Control Services are a mechanism we can use to implement security control measures. I wrote this blog to demonstrate that controls are real things, which we should carefully consider; not just line items on a spreadsheet.
The Common Understanding Of Controls
I’ve seen very varied levels of understanding on control measures.
The most crude level of control implementation I have seen is where a project just runs through an excel with a list of questions. For example, they will simply ask the question “is the web server traffic authenticated?” and a technical person says “yes”.
That’s not really a control so much as it is a check of the current state. Some people argue that the exercise of running through the checklist and answering those questions is a control – and to a limited extent I can except that; This basic checking is better than no checking. However, There are varying levels of control, I tend to think about controls in terms of continuous control.
Its important to note there is a balance to be had; In designing any solution you need to think about your requirements, and you need to think about effort, vs return. Its just as easy to over engineer things as it is to under engineer them. Every now and then when I am designing something I stand back and ask myself – is this too much?
The subject of fully modelling security will take a few blogs, and wont try to cover everything here. A lot can be said around FAIR / SABSA way of doing things. There’s a whole bunch of related concepts and elements that I am not covering here.
The Control Measure
There are many frameworks out there that have security controls – for example the Cloud Security Alliance has the Cloud Controls Matrix. When representing a control it can be modeled in standard ArchiMate as a Goal element. Those of us using BiZZdesign’s Enterprise Studio (BES) have a set of elements especially for risk management – so we can represent them directly. In our example we are going to use a fairly simple control – Authentication – a standard control that exists in any number of frameworks. Figure 1 – shows how a control service realizes a control. In BES security controls can be modeled in figure 1.
For those using BES, Control Services can be created in a risk and security view. Although that view type only has a few elements in the create window, its possible to paste architecture from other views into a risk and security view.

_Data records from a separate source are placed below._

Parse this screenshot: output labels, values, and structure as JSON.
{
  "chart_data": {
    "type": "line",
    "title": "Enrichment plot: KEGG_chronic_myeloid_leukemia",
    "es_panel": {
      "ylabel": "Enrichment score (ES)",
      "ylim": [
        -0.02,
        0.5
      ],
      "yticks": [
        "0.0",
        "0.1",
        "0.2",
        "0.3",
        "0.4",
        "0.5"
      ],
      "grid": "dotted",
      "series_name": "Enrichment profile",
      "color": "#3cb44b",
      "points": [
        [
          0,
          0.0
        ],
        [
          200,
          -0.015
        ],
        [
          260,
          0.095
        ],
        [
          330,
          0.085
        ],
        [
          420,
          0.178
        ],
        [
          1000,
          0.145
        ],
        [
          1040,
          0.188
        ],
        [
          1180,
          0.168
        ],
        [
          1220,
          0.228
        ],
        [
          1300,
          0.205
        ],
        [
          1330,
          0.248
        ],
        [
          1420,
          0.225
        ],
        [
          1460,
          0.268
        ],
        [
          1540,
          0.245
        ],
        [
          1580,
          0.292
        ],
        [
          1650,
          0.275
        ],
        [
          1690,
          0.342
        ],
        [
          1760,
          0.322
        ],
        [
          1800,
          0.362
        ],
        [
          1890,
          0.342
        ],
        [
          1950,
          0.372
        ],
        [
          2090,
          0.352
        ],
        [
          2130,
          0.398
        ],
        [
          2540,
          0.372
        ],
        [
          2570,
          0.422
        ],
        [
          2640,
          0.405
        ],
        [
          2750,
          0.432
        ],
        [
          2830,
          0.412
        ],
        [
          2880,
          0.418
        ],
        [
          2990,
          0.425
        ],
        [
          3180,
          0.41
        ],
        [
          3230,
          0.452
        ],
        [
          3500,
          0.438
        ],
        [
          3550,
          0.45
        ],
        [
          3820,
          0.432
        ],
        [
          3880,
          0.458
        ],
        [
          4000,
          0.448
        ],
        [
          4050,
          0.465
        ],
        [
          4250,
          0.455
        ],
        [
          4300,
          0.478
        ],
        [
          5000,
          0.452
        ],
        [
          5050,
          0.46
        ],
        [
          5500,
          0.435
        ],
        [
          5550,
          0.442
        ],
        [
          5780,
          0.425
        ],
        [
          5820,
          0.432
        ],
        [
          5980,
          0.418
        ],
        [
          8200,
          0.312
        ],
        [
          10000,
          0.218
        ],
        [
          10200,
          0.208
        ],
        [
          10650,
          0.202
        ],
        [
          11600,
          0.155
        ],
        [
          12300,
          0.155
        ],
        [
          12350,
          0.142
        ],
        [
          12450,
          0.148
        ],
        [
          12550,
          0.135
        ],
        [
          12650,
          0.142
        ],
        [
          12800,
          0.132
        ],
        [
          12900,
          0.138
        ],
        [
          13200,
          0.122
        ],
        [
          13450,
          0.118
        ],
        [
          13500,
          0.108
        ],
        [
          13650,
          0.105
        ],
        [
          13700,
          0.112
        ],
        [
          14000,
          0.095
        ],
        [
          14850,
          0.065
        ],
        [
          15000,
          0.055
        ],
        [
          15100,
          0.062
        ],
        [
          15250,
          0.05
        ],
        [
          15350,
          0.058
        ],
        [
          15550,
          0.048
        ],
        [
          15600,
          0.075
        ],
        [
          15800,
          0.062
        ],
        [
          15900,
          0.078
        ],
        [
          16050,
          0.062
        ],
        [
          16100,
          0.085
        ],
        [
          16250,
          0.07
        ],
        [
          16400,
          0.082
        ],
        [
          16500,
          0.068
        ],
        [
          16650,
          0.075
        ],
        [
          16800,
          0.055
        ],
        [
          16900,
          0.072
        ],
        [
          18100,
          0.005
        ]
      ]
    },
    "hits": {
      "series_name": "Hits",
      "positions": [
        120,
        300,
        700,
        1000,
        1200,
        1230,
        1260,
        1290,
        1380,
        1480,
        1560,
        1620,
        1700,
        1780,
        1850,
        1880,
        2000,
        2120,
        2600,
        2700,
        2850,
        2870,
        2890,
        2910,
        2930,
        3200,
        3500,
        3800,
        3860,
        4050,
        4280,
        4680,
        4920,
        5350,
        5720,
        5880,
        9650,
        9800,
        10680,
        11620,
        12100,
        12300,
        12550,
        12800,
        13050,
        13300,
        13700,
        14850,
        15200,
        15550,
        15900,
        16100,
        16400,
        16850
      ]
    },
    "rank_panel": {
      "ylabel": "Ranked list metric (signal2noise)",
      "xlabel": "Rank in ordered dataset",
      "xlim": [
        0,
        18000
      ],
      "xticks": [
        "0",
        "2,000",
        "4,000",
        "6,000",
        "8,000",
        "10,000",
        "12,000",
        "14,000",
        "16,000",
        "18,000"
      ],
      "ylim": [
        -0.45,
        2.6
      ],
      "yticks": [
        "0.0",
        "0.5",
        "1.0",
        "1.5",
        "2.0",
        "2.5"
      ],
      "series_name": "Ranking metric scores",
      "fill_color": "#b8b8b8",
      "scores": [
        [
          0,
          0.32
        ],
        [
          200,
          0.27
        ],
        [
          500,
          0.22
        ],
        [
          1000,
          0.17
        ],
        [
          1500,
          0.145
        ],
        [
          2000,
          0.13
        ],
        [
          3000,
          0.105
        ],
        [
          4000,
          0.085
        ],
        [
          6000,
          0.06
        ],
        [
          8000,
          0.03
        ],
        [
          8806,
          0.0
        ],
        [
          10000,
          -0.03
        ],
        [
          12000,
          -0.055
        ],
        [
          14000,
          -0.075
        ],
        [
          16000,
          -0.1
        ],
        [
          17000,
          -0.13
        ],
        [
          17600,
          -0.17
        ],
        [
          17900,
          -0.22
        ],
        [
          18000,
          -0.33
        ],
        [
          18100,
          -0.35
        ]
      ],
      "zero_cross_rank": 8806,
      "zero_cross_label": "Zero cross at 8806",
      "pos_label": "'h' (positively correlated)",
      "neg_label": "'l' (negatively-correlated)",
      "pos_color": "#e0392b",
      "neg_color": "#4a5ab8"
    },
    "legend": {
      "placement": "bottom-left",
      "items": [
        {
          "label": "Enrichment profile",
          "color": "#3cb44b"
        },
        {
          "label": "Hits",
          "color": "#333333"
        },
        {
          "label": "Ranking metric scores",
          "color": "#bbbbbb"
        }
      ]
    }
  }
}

Enterprise studio will also allow you to assign a control strength to a control and has a number of features relating to modelling risk and security. Control services in BES – have a padlock next to them.
Showing a control service within your architecture
Representing a control service as part of an architecture model is easy. so as an example if I created my Authentication Control Service you could see it represented on a diagram like this:
In this case I have associated my service with some application components. Already this beats the approach of just saying “yes, we have authentication”. Its showing how our controls are implemented; we can see exactly where in our architecture our control is enforced.
Designing a Control Service
The authentication control is a simple example, but right from the beginning I can ask some simple questions:
- How do I ensure that control is being continually achieved?
- What do I want to happen if things fail?
- How much of this control can I automate?
I was talking to a colleague about implementing this kind of a control in a conversation in the office and I came up with something like this:
Figure 3 was a quick view drawn to support a conversation, during a conversation. Its not a complete architecture but it does show some elements we can use to control authentication at an application layer. This control would be fairly easy to scale because it doesn’t rely on any person to check it. It leverages policies in active directory, and in this simple example I was demonstrating that we need a mechanism that shows continuous control.
You can see I was showing that we do not just need an authentication mechanism but we also need a mechanism to ensure its applied – you can have the best burglar alarm in the world, but if you don’t switch it on, its useless.
The view doesn’t cover all the IT Aspects; In itself it raises other questions we would need to answer in other views; for example:
- Where would we run the different application components?
- Who supports this architecture?
- How would it be deployed?
- How are these things supporting business needs?
- What are the motivations for this?
- What are the Key Performance Indicators & How Would I Implement Them?
In my example I am showing an application level control service – I can also have business or technology layer control services. There’s also nothing to stop me realizing a security control with a number of different control services or a combination of them.
So Why Bring All This Up?
Controls are important. The point of this blog wasn’t so much to show how to properly design a control service, as it was to show that there are varying levels of control you can apply in architecture, and hopefully to get people to think more seriously about what applying a control actually means.
I have spoken about requirements realization before – I tend to think of controls in a similar way – it is not enough to say we have controls in place – we need to understand how we have controls in place.
Controls need to be considered as an integral part of architecture design, and should not be an afterthought. If you design controls into architecture audits become significantly cheaper, because you do not need to burn so much time hunting for answers to auditor questions – you are continuously ensuring a well designed solution which does not only satisfy the needs of the auditors but is also built to actually protect the Information running through our systems.